Eddie came out three minutes later in light blue slacks and a navy jacket and a yellow shirt with a white button-down collar and a pink tie. Sweet. Maybe Eddie had been away taking yuppie lessons. The midget climbed in behind the wheel and Eddie got in back, and a few minutes later we followed them down to Olympic, then west to the San Diego Freeway, then south. The limo stayed in the right lane and took it slow. Just before lunchtime, traffic was light, and it was easy to stay back and not worry about being seen. We went south past the Mormon Temple and the Santa Monica Freeway, then took the Century Boulevard exit toward LAX.

I said, "If he gets on a plane, we've got trouble."

"No," Pike said. "We just shoot it down."

I looked at him. You never know.

We stayed two cars back and followed the limo onto Century Boulevard and past the airport hotels and into the LAX complex. Los Angeles International Airport is designed in two levels, the lower level for arriving flights, the upper level for departing flights. Eddie's limo didn't mount the ramp for the departure level. Pike looked disappointed. There went the ground-to-air.
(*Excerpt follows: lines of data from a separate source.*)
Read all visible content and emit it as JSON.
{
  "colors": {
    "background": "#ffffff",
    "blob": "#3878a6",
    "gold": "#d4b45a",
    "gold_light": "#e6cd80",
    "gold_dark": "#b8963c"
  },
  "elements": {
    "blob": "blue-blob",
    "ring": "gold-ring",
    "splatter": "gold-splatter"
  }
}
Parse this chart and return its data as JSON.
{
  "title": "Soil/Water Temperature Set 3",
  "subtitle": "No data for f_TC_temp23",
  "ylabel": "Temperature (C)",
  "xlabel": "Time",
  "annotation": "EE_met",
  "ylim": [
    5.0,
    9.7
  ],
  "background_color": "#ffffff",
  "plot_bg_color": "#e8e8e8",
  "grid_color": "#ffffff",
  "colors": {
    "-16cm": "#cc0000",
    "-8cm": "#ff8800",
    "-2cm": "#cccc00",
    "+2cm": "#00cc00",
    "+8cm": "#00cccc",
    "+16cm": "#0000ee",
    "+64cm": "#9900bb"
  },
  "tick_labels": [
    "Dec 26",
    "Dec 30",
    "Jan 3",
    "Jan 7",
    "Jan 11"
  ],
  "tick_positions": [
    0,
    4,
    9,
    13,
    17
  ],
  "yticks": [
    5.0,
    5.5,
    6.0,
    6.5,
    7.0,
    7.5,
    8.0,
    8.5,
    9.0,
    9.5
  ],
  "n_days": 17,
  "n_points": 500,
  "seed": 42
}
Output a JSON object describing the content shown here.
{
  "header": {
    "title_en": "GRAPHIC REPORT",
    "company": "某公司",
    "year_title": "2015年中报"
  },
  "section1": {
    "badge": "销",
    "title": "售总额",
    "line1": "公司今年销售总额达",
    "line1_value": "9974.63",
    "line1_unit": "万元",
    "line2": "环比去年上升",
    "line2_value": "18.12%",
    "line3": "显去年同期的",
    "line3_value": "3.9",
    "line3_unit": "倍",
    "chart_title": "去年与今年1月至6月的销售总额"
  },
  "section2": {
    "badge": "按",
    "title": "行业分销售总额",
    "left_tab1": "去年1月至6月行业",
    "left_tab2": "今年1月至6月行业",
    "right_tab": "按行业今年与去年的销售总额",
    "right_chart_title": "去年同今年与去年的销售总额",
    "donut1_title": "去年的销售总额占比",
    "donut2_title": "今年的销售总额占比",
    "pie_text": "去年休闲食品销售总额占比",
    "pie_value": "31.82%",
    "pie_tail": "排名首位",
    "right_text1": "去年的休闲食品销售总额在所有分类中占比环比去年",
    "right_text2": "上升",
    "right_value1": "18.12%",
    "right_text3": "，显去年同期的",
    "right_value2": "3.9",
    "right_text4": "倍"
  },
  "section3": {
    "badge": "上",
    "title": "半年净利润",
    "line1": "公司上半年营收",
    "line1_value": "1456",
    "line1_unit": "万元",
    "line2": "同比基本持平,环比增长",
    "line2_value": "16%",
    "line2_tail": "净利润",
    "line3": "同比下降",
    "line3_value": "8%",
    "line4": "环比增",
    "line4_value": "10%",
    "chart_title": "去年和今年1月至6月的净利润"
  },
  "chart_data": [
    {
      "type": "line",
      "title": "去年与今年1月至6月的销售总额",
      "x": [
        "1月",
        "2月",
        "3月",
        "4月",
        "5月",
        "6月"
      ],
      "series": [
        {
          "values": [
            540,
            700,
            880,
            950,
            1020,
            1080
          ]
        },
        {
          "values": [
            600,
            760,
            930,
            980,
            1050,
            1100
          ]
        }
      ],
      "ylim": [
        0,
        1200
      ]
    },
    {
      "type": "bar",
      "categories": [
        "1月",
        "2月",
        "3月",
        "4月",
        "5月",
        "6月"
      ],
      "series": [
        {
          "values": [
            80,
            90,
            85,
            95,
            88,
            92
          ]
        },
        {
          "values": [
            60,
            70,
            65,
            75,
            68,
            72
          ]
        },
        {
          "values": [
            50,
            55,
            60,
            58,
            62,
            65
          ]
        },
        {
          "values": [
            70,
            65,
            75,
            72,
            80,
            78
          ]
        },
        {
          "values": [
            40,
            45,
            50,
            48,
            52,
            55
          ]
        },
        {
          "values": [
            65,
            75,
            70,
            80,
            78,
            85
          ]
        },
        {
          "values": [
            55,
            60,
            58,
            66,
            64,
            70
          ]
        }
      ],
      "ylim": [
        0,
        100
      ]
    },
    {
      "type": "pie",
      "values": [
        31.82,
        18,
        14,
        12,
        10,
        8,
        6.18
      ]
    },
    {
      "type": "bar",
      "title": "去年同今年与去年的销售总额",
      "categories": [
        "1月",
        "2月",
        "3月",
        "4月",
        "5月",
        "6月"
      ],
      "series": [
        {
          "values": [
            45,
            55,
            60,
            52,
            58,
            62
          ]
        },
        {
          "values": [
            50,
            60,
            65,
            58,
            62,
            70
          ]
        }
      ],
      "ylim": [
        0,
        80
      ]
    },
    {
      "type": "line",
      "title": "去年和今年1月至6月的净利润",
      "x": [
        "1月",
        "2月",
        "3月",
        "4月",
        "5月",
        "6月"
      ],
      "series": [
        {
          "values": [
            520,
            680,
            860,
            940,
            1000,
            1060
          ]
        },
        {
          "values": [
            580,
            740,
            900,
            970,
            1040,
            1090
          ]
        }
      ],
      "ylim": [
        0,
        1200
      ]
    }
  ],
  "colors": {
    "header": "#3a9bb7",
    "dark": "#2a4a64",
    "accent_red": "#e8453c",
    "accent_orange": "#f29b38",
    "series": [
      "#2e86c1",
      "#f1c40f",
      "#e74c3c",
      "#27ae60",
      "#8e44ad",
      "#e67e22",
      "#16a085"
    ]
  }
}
The limo followed the huge U-shaped design of the airport around to the Tom Bradley Terminal, where international flights are based, then pulled to the pickup curb and parked. Eddie got out and went inside. After a while, he reappeared with three Japanese men and a redcap with a load of baggage. Two of the men were in their late fifties and dignified, with dark hair shot through by gray, powerful faces, and stern mouths. The third man was in his early thirties and taller than the other two, almost as tall as Eddie, with a hard bony face and broad shoulders. His hair was short except for a lock growing directly out the back of his head. The lock was long and braided and fell down his back. Well, well, well. "How much you want to bet," I said, "that those gentlemen run the yakuza in Japan?"